Genome-Wide Association Study Identifies Quantitative Trait Loci and Candidate Genes Involved in Deep-Sowing Tolerance in Maize (Zea mays L.)

Abstract

Deep sowing is an efficient strategy for maize to ensure the seedling emergence rate under adverse conditions such as drought or low temperatures. However, the genetic basis of deep-sowing tolerance-related traits in maize remains largely unknown. In this study, we performed a genome-wide association study on traits related to deep-sowing tolerance, including mesocotyl length (ML), coleoptile length (CL), plumule length (PL), shoot length (SL), and primary root length (PRL), using 255 maize inbred lines grown in three different environments. We identified 23, 6, 4, and 4 quantitative trait loci (QTLs) associated with ML, CL, PL, and SL, respectively. By analyzing candidate genes within these QTLs, we found a γ-tubulin-containing complex protein, ZmGCP2, which was significantly associated with ML, PL, and SL. Loss of function of ZmGCP2 resulted in decreased PL, possibly by affecting the cell elongation, thus affecting SL. Additionally, we identified superior haplotypes and allelic variations of ZmGCP2 with a longer PL and SL, which may be useful for breeding varieties with deep-sowing tolerance to improve maize cultivation.
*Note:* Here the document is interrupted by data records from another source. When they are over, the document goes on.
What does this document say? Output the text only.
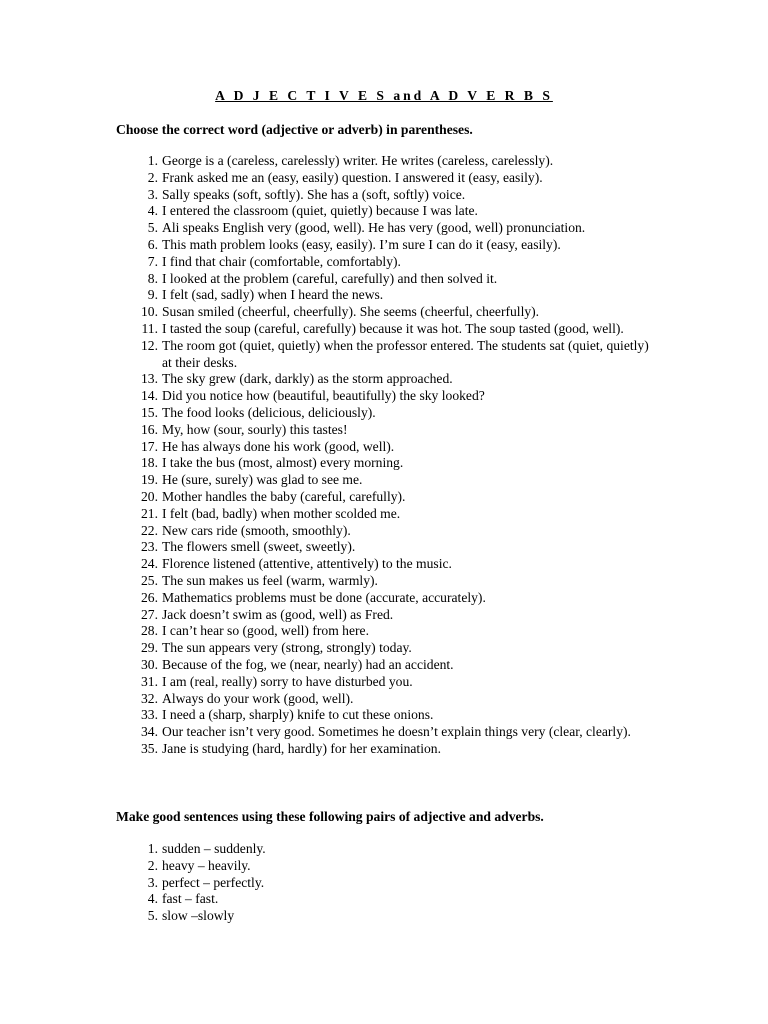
A D J E C T I V E S and A D V E R B S
Choose the correct word (adjective or adverb) in parentheses.
1. George is a (careless, carelessly) writer. He writes (careless, carelessly).
2. Frank asked me an (easy, easily) question. I answered it (easy, easily).
3. Sally speaks (soft, softly). She has a (soft, softly) voice.
4. I entered the classroom (quiet, quietly) because I was late.
5. Ali speaks English very (good, well). He has very (good, well) pronunciation.
6. This math problem looks (easy, easily). I’m sure I can do it (easy, easily).
7. I find that chair (comfortable, comfortably).
8. I looked at the problem (careful, carefully) and then solved it.
9. I felt (sad, sadly) when I heard the news.
10. Susan smiled (cheerful, cheerfully). She seems (cheerful, cheerfully).
11. I tasted the soup (careful, carefully) because it was hot. The soup tasted (good, well).
12. The room got (quiet, quietly) when the professor entered. The students sat (quiet, quietly) at their desks.
13. The sky grew (dark, darkly) as the storm approached.
14. Did you notice how (beautiful, beautifully) the sky looked?
15. The food looks (delicious, deliciously).
16. My, how (sour, sourly) this tastes!
17. He has always done his work (good, well).
18. I take the bus (most, almost) every morning.
19. He (sure, surely) was glad to see me.
20. Mother handles the baby (careful, carefully).
21. I felt (bad, badly) when mother scolded me.
22. New cars ride (smooth, smoothly).
23. The flowers smell (sweet, sweetly).
24. Florence listened (attentive, attentively) to the music.
25. The sun makes us feel (warm, warmly).
26. Mathematics problems must be done (accurate, accurately).
27. Jack doesn’t swim as (good, well) as Fred.
28. I can’t hear so (good, well) from here.
29. The sun appears very (strong, strongly) today.
30. Because of the fog, we (near, nearly) had an accident.
31. I am (real, really) sorry to have disturbed you.
32. Always do your work (good, well).
33. I need a (sharp, sharply) knife to cut these onions.
34. Our teacher isn’t very good. Sometimes he doesn’t explain things very (clear, clearly).
35. Jane is studying (hard, hardly) for her examination.
Make good sentences using these following pairs of adjective and adverbs.
1. sudden – suddenly.
2. heavy – heavily.
3. perfect – perfectly.
4. fast – fast.
5. slow –slowly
Keywords: ZmGCP2; deep sowing; genome-wide association study; maize; plumule length; quantitative trait locus; shoot length.

Figure 1

Linkage disequilibrium (LD) and structure analysis of the association population. (A) Values of ΔK plotted against K = 1–10 based on the structure analysis of the accessions population. (B) Population structure with K  =  3, 5, and 7. (C) Phylogenetic tree of the entire panel for K  =  5. (D) LD decay across the 10 maize chromosomes. Chr1–Chr10 represent chromosomes 1–10.

Figure 2

Circular Manhattan plot of the genome-wide association study (GWAS) for deep-sowing tolerance-related traits. (A–D) Manhattan plots of ML, CL, PL, and SL, respectively. ML, mesocotyl length; CL, coleoptile length; PL, plumule length; SL, shoot length. I–III represent different environments: (I) 2020 Chongzhou, Sichuan; (II) 2020 Xishuangbanna, Yunnan; (III) 2021 Chongzhou, Sichuan. Chr1–Chr10 represent chromosomes 1–10. The red line represents the significance threshold of p = 1 × 10⁻⁵. The red dots indicate single nucleotide polymorphisms (SNPs) significantly associated with deep-sowing tolerance-related traits.

Figure 3

Chromosomal distributions of the quantitative trait loci (QTLs) for deep-sowing tolerance-related phenotypes in the association population. Chr1–10 represent chromosomes 1–10. The color of the chromosome represents the density of SNPs. The QTL names are indicated according to the following rules: the chromosome number is indicated by the first number following the phenotype name, and the number following the dash is used to identify different QTLs found on the same chromosome for the same trait.

Figure 4

Mutation and phenotypes of zmgcp2 compared to wild-type B73. (A) Schematic charts of ZmGCP2 gene structure; asterisk stands for stop codon. The red arrowhead indicates the mutation position in zmgcp2. (B) Sequencing results of B73 and zmgcp2 at the mutation position. (C–E) Comparison of ML, PL, and SL between B73 and zmgcp2. (F) Seedling phenotypes of B73 and zmgcp2; scale bars = 2 cm. (G–H) Plumule cells of B73 and zmgcp2 under blue excitation light; scale bars = 50 μm. (I) Comparison of plumule cell length between B73 and zmgcp2; n ≥ 90 cells from 3 seedlings. Student’s t-test; ***, p < 0.001; ns, not significant.

Figure 5

Association analysis of the candidate gene ZmGCP2. (A) Candidate gene association analysis of ZmGCP2 with PL-best linear unbiased estimate (BLUE). (B) Candidate gene association analysis of ZmGCP2 with SL-BLUE. (C) Pairwise LD between the markers. (D) Details of four haplotypes (Hap1, Hap2, Hap3, and Hap4); n represents the inbred line number of each haplotype. (E,F) Comparison of PL and SL between different haplotypes. Student’s t-test; *, p < 0.05; ***, p < 0.001; ns, not significant. (G) Distribution of inbred lines from different groups in the four haplotypes.